To the south of the summit is a plaque embedded in the rockface containing a memorial to a Doctor Nathaniel Alcock erected by his daughters in 1914. The inscription reads, "To the Memory of One who Worshipped Here. Doctor Nathaniel Alcock Died 4 April 1904 in His 65th Year. "A Wise Man is Never so busy as in the Solitary Contemplation of God And the Worship of Nature" Seneca. Erected by his Two Friends".

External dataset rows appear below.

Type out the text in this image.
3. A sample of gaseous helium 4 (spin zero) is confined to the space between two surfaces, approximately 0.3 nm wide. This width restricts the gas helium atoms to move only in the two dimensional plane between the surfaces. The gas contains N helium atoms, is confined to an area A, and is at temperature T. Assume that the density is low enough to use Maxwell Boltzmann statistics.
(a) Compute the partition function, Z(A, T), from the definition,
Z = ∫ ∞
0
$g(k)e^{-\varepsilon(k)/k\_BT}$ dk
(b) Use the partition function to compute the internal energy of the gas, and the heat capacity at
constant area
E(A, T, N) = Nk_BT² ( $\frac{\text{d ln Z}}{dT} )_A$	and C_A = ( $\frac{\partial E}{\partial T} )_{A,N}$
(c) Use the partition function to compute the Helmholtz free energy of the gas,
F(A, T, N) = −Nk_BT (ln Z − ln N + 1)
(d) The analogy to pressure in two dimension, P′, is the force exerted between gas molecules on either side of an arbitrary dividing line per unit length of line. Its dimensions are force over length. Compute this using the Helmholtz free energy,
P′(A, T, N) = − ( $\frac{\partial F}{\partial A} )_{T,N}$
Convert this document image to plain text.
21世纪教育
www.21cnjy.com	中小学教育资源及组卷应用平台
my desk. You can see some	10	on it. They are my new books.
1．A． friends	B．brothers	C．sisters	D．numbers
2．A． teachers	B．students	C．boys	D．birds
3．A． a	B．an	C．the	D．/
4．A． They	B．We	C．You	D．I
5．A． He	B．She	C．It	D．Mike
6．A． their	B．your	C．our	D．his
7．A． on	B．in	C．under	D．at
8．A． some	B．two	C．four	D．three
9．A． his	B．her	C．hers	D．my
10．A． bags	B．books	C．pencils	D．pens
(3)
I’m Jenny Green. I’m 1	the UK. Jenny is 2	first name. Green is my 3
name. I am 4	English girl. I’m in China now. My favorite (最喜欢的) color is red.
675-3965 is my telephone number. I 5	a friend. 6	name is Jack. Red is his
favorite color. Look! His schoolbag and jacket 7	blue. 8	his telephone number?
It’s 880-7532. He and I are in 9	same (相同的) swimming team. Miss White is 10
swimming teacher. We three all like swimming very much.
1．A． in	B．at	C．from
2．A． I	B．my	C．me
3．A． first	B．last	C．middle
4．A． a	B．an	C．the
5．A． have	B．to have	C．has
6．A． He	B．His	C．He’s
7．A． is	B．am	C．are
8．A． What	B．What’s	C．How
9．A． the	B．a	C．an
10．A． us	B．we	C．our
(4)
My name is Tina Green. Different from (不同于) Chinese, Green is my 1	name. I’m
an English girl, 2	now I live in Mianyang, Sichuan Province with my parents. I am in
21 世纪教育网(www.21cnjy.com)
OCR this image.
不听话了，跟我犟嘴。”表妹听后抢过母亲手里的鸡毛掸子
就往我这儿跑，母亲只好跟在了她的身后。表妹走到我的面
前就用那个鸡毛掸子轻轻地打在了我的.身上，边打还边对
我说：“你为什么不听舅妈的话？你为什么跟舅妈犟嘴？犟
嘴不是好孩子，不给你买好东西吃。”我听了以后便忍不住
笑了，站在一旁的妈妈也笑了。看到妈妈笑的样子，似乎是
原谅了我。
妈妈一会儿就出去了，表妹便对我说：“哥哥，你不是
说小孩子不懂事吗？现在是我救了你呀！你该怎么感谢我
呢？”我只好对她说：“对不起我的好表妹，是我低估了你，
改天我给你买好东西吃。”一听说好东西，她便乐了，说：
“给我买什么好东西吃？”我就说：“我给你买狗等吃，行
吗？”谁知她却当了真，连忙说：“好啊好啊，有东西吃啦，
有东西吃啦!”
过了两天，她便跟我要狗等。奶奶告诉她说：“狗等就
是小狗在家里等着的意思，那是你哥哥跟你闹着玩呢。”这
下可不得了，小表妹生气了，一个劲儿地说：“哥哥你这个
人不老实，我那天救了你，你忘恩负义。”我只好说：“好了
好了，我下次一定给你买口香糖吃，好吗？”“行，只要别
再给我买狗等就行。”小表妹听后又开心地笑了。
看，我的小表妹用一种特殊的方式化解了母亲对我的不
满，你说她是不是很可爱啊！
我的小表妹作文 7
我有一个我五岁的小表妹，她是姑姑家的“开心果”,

===Prehistoric monuments===
Fieldwork carried out by the Ordnance Survey in the nineteenth century indicates that there were several prehistoric monuments on or near Carrickgollogan. Little evidence of them remains today. A structure of three stones in a trilithon arrangement lies in a field to the south of the summit and it is uncertain as to whether this is the remains of a wedge tomb or a portal tomb. On the east side of the mountain a wedge tomb with a 2.35 m long gallery was discovered during the laying of a gas pipeline. It has since been reburied.

==Access and recreation==
Carrickgollogan lies within a Coillte-owned forest recreation area which is managed by the Dublin Mountains Partnership. There are approximately 8 km of trails in the recreation area, including a waymarked trail called the Lead Mines Way. There is also a permanent orienteering course. Carrickgollogan is also traversed by the Dublin Mountains Way.